金属の輪と小さな刃物を鋼糸でつないだ鋼糸鏢こうしひょうです。

私の得意武器です。

メルヴィンはその鏢を、十歩ほど離れた木に向かって放ちます。


「……な……雷功!!?」


袖下に隠せるほど小さく軽いため、鋼糸鏢の破壊力は大きくありません。

その鏢が、樹木を真っ二つにへし折ったのです。

雷鳴をとどろかせる稲妻をまとって。


『気』が大きく変質しているため、雷功は普通の『気』では完全な防御が出来ません。

格上の達人相手にもダメージを通せる数少ない武功の一つであり、その強力さは毒功や梅花剣法などと並ぶと言われています。


ブルガーノフ家の家伝武功には、こんな奥義もあったのですね……。


もちろん、まだまだつたないです。

でも将来、彼はデミさん並みに強くなるかもしれません。


こちらに歩み寄ってくるメルヴィンは、晴れやかな笑顔です。

当然ですね。

普通の武人が一生掛けても到達出来ない境地に、彼は二十代の若さで到達したのです。

さぞ誇らしい気持ちでしょう。


っ!!?


近付いて来た彼に、偉大な成果をたたえる言葉を掛けようとしました。

その言葉を口にする直前、彼は私の前にひざまずいたのです。

そして私の手を取り、手の甲にキスをします。


これは!!?

プロポーズの作法!!?


「君はどんどん強くなって、僕から離れて行くからね。

だから昔、これが出来たら言おうって誓いを立てたんだ。

ようやく言えるよ。

ブリジット。僕と結婚してほしい」


「……ありがとうございます」


メルヴィンも、私と同じ気持ちだったのですね。

嬉しいです……。

それが分かっただけでも十分です。


「承諾はしてくれないのか?」


「今の私はもう……貧民街の浮浪児じゃありません。

オードラン家の令嬢です。

気持ちだけでは……結婚出来ません」


あふれる気持ちを押し殺して、そう答えます。


――貴族ってね、窮屈なものなのよ――


デミさんの言葉です。

これまで私は、その言葉の意味が、分かっているようで分かっていませんでした。

結婚に向けて動き始めて、ようやくその意味が理解出来ました。


貴族の結婚は、家同士のつながりです。

お父様やお母様、それに家の使用人たちの利害に直接関係します。

愛情たっぷりに私を育ててくれた両親、オードラン家に尽くしてくれる人たち……

これまでずっとお世話になって来たのですから、その人たちのことを考えなくてはなりません。
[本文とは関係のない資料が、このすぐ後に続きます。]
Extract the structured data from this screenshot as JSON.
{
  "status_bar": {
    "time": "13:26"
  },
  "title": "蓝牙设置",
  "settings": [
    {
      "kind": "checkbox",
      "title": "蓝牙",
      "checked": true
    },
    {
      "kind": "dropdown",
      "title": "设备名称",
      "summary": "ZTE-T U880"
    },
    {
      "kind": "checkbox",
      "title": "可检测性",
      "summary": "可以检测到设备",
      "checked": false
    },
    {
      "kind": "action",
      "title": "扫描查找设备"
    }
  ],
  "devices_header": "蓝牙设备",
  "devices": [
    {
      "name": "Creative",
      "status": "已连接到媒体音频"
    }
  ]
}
当事者同士の気持ち以上に、相手の家に提示出来る条件が重要なのです。


候補に残っている人たちはいずれも、破格の条件を提示しています。

同等以上の条件をメルヴィンが提示するのは、まず無理です。


五男のメルヴィンは、身軽な立場です。

身軽な分だけ、家が彼に投資出来る額も少ないのです。


私たちは、最初から縁が無かったのです……。


「じゃあ、これだけは正直に答えてくれ。

僕のことを、好きか?」


「……はい。好きです」


好きじゃないって、答えた方が良かったのかもしれません。

どうせ結ばれないんですから。


でも、嘘はけませんでした。


――好きだってちゃんと口に出して言わなかったら、ずっといつまでも、心に残ってしまうのよ。

ふとしたときにそれを想い出して、決して手に入らない幻をいつまでも愚かに追い求めてしまうの。
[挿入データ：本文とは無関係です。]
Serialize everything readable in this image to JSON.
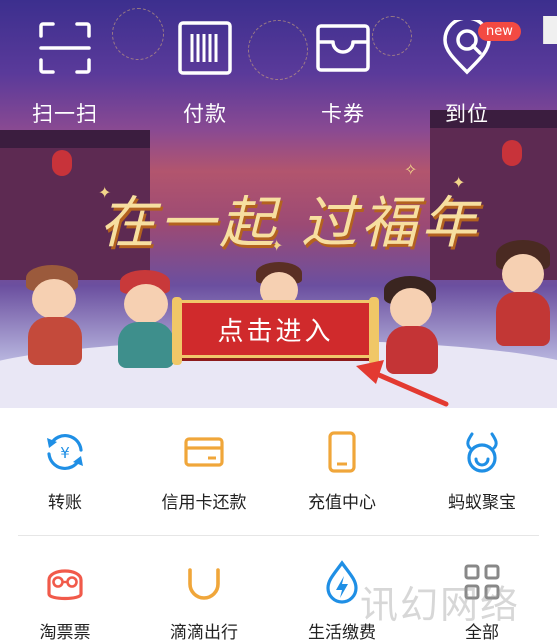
{
  "quick_actions": [
    {
      "label": "扫一扫",
      "icon": "scan-icon"
    },
    {
      "label": "付款",
      "icon": "barcode-icon"
    },
    {
      "label": "卡券",
      "icon": "card-voucher-icon"
    },
    {
      "label": "到位",
      "icon": "location-pin-icon",
      "badge": "new"
    }
  ],
  "banner": {
    "headline": "在一起 过福年",
    "enter_button": "点击进入",
    "accent_color": "#d02a2c"
  },
  "services_row1": [
    {
      "label": "转账",
      "icon": "transfer-icon",
      "color": "#1f8fe5"
    },
    {
      "label": "信用卡还款",
      "icon": "credit-card-icon",
      "color": "#f0a63a"
    },
    {
      "label": "充值中心",
      "icon": "phone-recharge-icon",
      "color": "#f0a63a"
    },
    {
      "label": "蚂蚁聚宝",
      "icon": "ant-fortune-icon",
      "color": "#1f8fe5"
    }
  ],
  "services_row2": [
    {
      "label": "淘票票",
      "icon": "taopiaopiao-icon",
      "color": "#f15a4a"
    },
    {
      "label": "滴滴出行",
      "icon": "didi-icon",
      "color": "#f0a63a"
    },
    {
      "label": "生活缴费",
      "icon": "utility-bill-icon",
      "color": "#1f8fe5"
    },
    {
      "label": "全部",
      "icon": "all-grid-icon",
      "color": "#888888"
    }
  ],
  "watermark": "讯幻网络"
}
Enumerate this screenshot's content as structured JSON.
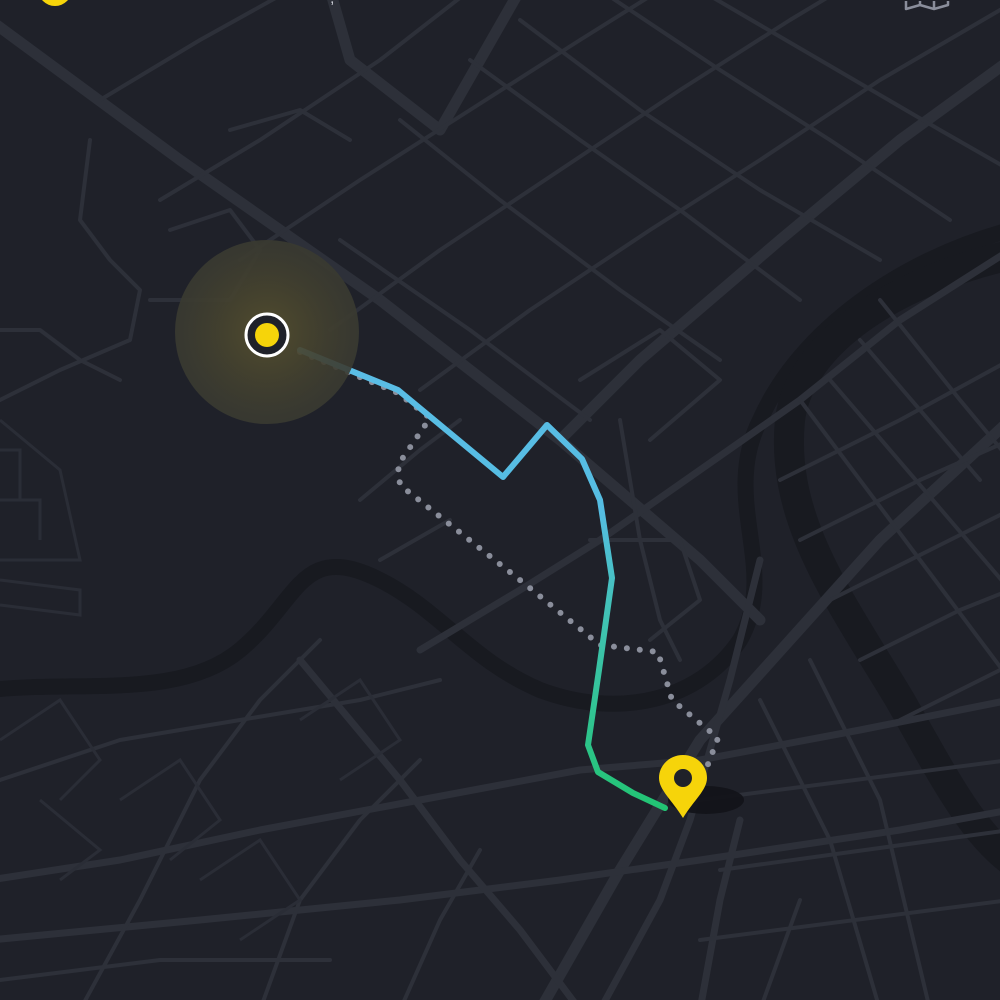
{
  "top_bar": {
    "status_text": ",",
    "map_toggle_icon": "folded-map-icon",
    "badge_icon": "yellow-circle-icon"
  },
  "map": {
    "theme": "dark",
    "colors": {
      "background": "#1f2129",
      "road": "#2d3039",
      "river": "#181a20",
      "accent": "#f6d40a",
      "route_start": "#5bbde6",
      "route_end": "#22c473",
      "alternate_route": "#8a8e9b"
    },
    "origin": {
      "icon": "current-location-icon",
      "label": ""
    },
    "destination": {
      "icon": "map-pin-icon",
      "label": ""
    },
    "primary_route": {
      "style": "solid-gradient"
    },
    "alternate_route": {
      "style": "dotted"
    }
  }
}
甘い記憶がずっと自分の人生を縛り続けて、それで人生が歪んで幸せを逃してしまうって、私は思うわ――


これもデミさんの言葉です。


私も、そんな気がします。

ここで嘘を吐いたら、この気持ちはずっと、心の底でくすぶってしまうと思います。

燻る熱に惑わされて、私は前に進めなくなってしまうように思えます。

ですから、正直に気持ちを伝えました。


笑顔で言うつもりでしたけど、涙がこぼれてしまいました。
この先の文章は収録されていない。